McConnell told reporters after the November elections that Senate Republicans aren't interested in a $900 billion infrastructure package Democrats are discussing, and said no proposal for roads and bridges should be considered without resolving how to finance it.

"You know what the sticking point is: How do you pay for it," McConnell told reporters.

Avoiding Further Shutdowns

Lawmakers face tough battles on even more basic legislative functions.

Leaders in both chambers must agree on raising the federal debt limit, which is now suspended but will go back into effect March 1. The Treasury Department likely can use so-called extraordinary measures to delay reaching the limit into mid-year, but eventually lawmakers must find a way to prevent a default on government obligations.
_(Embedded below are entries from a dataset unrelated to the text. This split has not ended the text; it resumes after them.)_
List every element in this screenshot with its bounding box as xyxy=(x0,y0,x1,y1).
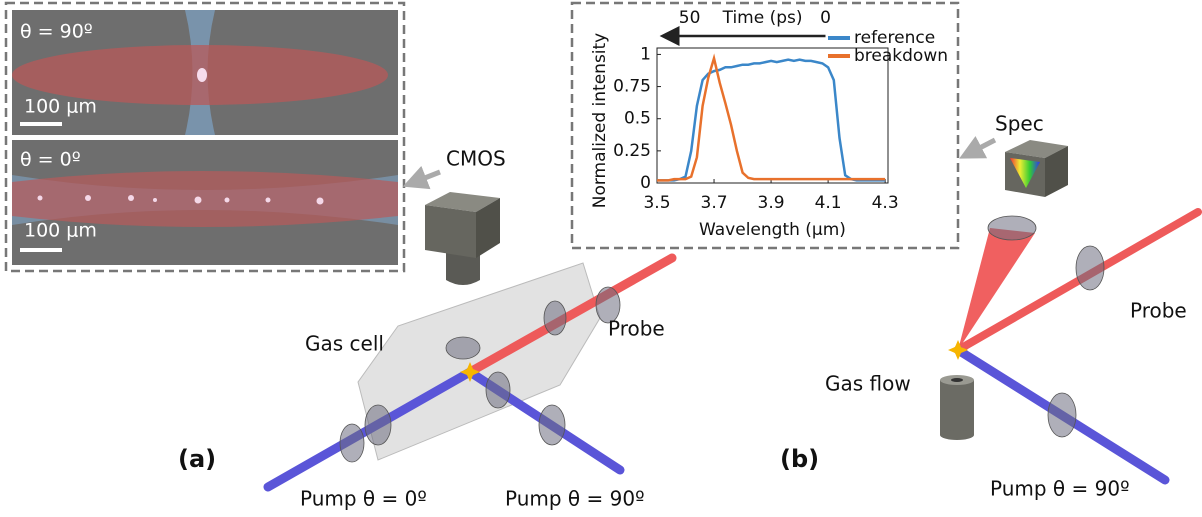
probe-label: Probe xyxy=(608,317,665,341)
angle-label: θ = 0º xyxy=(20,149,81,171)
series-line xyxy=(657,60,885,181)
lens xyxy=(988,216,1036,240)
camera xyxy=(425,192,500,285)
legend-label: breakdown xyxy=(854,46,948,66)
scale-label: 100 μm xyxy=(24,96,97,118)
cell-label: Gas cell xyxy=(305,332,384,356)
scale-bar xyxy=(20,122,62,126)
figure: θ = 90º 100 μm θ = 0º 100 μm CMOS Gas ce… xyxy=(0,0,1202,517)
lens xyxy=(1076,246,1104,290)
plot-frame xyxy=(657,48,888,183)
scale-bar xyxy=(20,248,62,252)
pump-label: Pump θ = 90º xyxy=(505,487,645,511)
time-tick-label: 0 xyxy=(820,8,831,28)
spec-label: Spec xyxy=(995,112,1044,136)
pump-label: Pump θ = 90º xyxy=(990,477,1130,501)
panel-label: (b) xyxy=(780,445,819,473)
scale-label: 100 μm xyxy=(24,220,97,242)
time-tick-label: 50 xyxy=(679,8,701,28)
arrow xyxy=(412,172,440,183)
angle-label: θ = 90º xyxy=(20,21,93,43)
pump-label: Pump θ = 0º xyxy=(300,487,427,511)
y-tick-label: 0.75 xyxy=(613,77,651,97)
gas-nozzle xyxy=(940,375,974,440)
legend-label: reference xyxy=(854,28,935,48)
probe-label: Probe xyxy=(1130,299,1187,323)
y-tick-label: 0.25 xyxy=(613,141,651,161)
y-tick-label: 0.5 xyxy=(624,109,651,129)
series-line xyxy=(657,58,885,180)
x-tick-label: 3.9 xyxy=(758,193,785,213)
plasma xyxy=(197,68,207,82)
spectrometer xyxy=(1005,140,1068,197)
flow-label: Gas flow xyxy=(825,372,911,396)
y-tick-label: 0 xyxy=(640,173,651,193)
lens xyxy=(1048,393,1076,437)
x-tick-label: 4.1 xyxy=(815,193,842,213)
arrow xyxy=(968,140,995,154)
panel-label: (a) xyxy=(178,445,216,473)
y-axis-label: Normalized intensity xyxy=(590,33,610,209)
x-axis-label: Wavelength (μm) xyxy=(699,220,846,240)
y-tick-label: 1 xyxy=(640,44,651,64)
x-tick-label: 3.5 xyxy=(643,193,670,213)
time-axis-label: Time (ps) xyxy=(722,8,803,28)
x-tick-label: 4.3 xyxy=(872,193,899,213)
x-tick-label: 3.7 xyxy=(701,193,728,213)
camera-label: CMOS xyxy=(446,147,506,171)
Passing annual spending bills will become more contentious, raising the prospect of additional government shutdowns. Under GOP control of Congress in the last two years, even Republicans ignored the deep budget cuts Trump proposed for the State Department, environment and other programs, and provided little funding for the border wall.

Now the Democratic House will probably press for big domestic-spending increases, far beyond what Trump and the GOP Senate might accept.

The two chambers almost certainly won't agree on an annual budget blueprint like one that allowed the GOP Senate in 2017 to bypass a Democratic filibuster and enact a massive tax cut. Going forward, any tax changes would be subject to a 60-vote threshold, meaning they couldn't be enacted without Democratic support.